L’analyse révèle une chaîne d’effets claire. Lorsque les expositions paraissent plus humaines, les visiteurs sont plus susceptibles de vivre la transportation narrative — ils se concentrent sur l’histoire, imaginent les scènes et perdent temporairement le lien avec leur environnement. Cet état immersif renforce à son tour leur identité culturelle : ils se sentent plus proches des valeurs, de l’histoire et de la communauté symbolisées par les reliques. L’anthropomorphisme a un impact direct sur l’identité culturelle, mais une grande partie de son effet agit indirectement en entraînant les personnes dans la narration. Les chercheur·e·s constatent également que les visiteurs plus familiers des médias numériques tirent davantage parti de ces dispositifs ; ils maîtrisent la technologie, sont moins confus et peuvent profiter plus pleinement du récit.

Des combinaisons différentes pour des visiteurs différents

Au‑delà d’un simple enchaînement cause‑effet, l’équipe utilise une analyse configurationnelle pour examiner quelles combinaisons de caractéristiques conduisent de manière fiable à une forte identité culturelle. Ils identifient plusieurs voies possibles.

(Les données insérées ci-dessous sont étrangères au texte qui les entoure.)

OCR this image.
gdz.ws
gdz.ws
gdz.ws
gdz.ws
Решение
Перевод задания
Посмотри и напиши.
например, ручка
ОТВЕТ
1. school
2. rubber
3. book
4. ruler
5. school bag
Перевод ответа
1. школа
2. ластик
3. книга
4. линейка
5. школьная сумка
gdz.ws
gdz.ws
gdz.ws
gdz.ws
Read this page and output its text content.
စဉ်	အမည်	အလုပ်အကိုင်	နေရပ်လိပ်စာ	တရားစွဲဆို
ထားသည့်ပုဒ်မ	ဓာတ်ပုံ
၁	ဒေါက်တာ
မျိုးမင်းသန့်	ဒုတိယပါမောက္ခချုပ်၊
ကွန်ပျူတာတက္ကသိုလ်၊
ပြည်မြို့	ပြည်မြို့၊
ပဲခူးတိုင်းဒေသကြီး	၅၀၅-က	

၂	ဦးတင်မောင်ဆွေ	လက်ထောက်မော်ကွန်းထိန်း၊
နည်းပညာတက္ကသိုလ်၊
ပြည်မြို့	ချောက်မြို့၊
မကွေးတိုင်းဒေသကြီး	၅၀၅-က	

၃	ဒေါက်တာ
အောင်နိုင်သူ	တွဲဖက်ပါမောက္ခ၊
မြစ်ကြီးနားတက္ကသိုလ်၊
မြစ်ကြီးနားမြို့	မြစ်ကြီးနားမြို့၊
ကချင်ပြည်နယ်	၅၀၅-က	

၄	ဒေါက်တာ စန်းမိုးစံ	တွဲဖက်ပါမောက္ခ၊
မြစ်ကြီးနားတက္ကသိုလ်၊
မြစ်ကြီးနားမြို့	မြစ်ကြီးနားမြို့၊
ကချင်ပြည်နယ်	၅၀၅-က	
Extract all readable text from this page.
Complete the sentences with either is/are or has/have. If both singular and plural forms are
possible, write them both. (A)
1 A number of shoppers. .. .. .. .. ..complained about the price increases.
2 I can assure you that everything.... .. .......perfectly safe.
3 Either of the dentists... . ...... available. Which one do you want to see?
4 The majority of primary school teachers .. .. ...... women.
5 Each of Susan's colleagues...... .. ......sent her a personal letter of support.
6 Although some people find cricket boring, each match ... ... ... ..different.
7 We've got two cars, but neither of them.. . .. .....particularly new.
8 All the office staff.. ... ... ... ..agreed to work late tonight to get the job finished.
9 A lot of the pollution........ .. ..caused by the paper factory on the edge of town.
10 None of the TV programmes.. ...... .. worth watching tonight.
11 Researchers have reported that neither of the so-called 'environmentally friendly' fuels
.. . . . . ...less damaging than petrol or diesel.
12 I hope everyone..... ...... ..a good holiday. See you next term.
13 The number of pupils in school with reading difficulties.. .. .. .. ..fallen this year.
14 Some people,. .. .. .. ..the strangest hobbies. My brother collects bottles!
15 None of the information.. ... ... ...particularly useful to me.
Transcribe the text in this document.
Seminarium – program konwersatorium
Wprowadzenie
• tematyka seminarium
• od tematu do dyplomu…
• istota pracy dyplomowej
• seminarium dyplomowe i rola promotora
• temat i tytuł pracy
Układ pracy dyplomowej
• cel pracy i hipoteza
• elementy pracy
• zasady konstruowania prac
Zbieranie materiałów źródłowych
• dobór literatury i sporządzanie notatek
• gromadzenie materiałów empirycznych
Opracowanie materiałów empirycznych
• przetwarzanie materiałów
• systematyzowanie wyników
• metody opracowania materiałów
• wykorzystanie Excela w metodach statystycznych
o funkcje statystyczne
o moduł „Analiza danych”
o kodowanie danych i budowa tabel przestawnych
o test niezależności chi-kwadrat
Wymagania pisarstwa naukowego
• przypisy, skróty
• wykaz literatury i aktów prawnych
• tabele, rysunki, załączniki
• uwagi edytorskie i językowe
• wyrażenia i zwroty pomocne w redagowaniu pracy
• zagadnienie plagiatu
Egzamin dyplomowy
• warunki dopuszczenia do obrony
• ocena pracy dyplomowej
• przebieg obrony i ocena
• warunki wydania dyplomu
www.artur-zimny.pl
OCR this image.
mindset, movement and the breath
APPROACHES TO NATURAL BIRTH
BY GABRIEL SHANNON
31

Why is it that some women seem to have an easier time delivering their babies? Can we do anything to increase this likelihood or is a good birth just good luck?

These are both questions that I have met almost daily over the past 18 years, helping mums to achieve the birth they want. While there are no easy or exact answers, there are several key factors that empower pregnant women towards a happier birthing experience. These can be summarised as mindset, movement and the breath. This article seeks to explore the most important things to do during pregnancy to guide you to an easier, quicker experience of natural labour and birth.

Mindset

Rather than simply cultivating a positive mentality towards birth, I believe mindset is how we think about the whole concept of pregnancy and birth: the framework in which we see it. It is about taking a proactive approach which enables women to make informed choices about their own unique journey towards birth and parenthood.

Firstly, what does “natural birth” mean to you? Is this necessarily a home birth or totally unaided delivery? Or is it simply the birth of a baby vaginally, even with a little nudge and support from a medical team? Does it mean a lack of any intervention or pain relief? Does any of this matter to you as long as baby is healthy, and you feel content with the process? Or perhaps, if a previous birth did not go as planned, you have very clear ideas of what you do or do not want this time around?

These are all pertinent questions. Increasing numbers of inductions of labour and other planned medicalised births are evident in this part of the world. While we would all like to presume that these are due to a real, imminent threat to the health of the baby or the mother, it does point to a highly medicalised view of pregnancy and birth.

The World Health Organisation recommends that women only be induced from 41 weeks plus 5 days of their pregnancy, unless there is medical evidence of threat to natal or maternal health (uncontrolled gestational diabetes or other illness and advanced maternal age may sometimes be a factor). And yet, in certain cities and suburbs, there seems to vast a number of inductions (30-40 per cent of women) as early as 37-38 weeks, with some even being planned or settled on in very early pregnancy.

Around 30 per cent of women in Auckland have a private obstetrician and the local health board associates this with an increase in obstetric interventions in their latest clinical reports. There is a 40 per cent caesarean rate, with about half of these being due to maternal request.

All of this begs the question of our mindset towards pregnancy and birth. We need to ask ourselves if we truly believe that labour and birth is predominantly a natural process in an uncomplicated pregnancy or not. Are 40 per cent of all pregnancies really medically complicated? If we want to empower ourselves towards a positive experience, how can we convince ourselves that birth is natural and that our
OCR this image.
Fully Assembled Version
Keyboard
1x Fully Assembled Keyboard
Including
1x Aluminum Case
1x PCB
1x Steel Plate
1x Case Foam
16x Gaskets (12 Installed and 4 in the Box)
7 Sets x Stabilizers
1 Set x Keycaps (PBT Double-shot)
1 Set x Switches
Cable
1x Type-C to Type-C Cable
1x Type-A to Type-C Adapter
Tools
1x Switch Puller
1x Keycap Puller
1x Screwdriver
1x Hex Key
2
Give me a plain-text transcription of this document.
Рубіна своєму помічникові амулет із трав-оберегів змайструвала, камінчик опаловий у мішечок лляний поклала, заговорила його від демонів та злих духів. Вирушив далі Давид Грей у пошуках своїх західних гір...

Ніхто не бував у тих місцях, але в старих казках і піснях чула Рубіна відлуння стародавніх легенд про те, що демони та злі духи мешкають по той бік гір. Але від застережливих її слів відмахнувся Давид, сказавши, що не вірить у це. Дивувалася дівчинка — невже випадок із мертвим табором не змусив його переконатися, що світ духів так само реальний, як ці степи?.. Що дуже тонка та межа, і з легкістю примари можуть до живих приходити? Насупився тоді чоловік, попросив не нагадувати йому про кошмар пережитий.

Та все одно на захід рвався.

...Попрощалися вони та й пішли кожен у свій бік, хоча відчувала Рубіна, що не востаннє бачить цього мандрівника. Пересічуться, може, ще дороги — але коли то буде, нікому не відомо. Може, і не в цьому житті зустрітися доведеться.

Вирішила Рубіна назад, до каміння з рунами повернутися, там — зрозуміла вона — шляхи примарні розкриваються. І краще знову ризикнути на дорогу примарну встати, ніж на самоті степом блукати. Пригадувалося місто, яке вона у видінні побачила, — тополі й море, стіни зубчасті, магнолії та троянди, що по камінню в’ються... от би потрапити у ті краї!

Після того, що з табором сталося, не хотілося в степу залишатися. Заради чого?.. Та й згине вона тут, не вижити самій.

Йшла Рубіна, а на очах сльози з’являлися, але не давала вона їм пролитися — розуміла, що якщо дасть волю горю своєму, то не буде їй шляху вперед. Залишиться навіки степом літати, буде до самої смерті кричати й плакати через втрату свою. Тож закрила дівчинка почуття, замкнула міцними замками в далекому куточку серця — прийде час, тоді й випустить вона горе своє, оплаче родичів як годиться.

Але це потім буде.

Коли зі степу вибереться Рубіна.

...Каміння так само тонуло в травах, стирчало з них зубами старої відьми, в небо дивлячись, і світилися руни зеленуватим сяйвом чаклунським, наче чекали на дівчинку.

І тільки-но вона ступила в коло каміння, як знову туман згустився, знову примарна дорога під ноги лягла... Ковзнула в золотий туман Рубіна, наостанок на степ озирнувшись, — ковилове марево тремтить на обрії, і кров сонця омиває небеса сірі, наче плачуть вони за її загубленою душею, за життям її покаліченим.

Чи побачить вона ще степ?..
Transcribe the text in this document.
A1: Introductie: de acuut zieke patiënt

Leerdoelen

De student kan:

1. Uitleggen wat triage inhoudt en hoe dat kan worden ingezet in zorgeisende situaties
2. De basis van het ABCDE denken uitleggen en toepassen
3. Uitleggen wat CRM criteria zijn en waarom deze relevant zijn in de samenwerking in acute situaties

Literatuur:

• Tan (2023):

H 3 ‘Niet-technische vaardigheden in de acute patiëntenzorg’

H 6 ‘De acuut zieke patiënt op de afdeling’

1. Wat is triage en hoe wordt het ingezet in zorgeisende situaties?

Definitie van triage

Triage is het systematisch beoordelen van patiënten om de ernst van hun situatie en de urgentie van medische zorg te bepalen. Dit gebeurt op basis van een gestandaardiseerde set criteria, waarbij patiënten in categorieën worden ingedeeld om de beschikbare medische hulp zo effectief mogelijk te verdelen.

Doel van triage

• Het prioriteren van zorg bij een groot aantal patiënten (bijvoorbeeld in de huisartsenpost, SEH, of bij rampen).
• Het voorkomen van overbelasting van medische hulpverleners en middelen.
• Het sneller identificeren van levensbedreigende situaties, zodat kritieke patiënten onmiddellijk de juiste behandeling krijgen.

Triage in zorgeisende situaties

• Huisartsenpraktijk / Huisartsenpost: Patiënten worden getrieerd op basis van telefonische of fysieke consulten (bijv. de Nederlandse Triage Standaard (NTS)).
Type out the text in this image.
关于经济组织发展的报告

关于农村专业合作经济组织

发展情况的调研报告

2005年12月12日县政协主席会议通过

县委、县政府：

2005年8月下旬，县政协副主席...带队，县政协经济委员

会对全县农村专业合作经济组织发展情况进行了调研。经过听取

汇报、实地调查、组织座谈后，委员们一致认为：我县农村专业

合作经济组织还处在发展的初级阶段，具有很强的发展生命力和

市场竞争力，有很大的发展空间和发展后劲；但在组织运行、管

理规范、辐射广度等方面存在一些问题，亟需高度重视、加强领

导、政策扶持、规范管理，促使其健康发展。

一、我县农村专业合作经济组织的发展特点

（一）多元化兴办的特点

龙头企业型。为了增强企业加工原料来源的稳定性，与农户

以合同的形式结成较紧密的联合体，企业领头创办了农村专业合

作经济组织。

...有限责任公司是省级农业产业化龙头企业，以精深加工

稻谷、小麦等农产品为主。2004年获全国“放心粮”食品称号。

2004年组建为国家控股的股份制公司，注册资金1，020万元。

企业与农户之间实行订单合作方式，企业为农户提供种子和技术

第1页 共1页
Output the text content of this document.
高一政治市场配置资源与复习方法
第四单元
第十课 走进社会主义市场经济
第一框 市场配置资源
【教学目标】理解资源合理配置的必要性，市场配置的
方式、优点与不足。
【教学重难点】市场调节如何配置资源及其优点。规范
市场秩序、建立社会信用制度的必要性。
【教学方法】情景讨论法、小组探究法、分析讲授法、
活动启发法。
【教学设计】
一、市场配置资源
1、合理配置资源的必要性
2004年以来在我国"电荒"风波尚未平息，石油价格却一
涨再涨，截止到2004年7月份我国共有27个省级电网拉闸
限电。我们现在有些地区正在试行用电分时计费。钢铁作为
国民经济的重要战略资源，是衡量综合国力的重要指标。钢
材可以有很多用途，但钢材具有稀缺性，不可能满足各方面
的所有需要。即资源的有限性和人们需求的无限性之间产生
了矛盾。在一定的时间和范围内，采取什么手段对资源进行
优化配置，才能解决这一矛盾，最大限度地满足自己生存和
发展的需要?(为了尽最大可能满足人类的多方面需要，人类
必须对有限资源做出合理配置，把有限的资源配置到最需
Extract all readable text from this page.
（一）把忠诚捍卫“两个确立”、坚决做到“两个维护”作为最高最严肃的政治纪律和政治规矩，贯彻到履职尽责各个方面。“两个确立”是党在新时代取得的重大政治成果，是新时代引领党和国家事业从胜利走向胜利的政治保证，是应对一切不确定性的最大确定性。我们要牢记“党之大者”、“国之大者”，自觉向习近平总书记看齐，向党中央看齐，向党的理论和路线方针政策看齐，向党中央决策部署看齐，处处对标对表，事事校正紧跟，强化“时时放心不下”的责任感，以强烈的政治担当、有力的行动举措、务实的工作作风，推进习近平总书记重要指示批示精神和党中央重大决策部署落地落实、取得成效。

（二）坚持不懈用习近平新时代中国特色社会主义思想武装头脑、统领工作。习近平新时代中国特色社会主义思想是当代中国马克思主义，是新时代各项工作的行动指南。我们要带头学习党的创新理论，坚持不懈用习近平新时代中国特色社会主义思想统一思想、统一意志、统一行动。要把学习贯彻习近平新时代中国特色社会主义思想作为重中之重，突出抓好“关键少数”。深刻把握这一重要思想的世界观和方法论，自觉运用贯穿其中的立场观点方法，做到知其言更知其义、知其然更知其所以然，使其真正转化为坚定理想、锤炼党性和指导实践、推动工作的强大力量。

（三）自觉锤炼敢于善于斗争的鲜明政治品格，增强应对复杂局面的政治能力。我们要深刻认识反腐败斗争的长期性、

Dans certains contextes, un fort anthropomorphisme visuel et linguistique suffit à produire un effet, même sans design sonore riche — utile pour des affiches ou de courtes vidéos. Dans d’autres, des voix vivantes combinées à des visuels basiques et à une bonne maîtrise des médias peuvent porter la charge, comme dans les audioguides ou les installations à commande vocale. Dans des formats immersifs comme la réalité virtuelle ou des expositions interactives, le mélange des trois modes avec les compétences médiatiques des visiteurs et une forte transportation narrative offre le plus grand potentiel pour favoriser des liens émotionnels profonds avec le patrimoine.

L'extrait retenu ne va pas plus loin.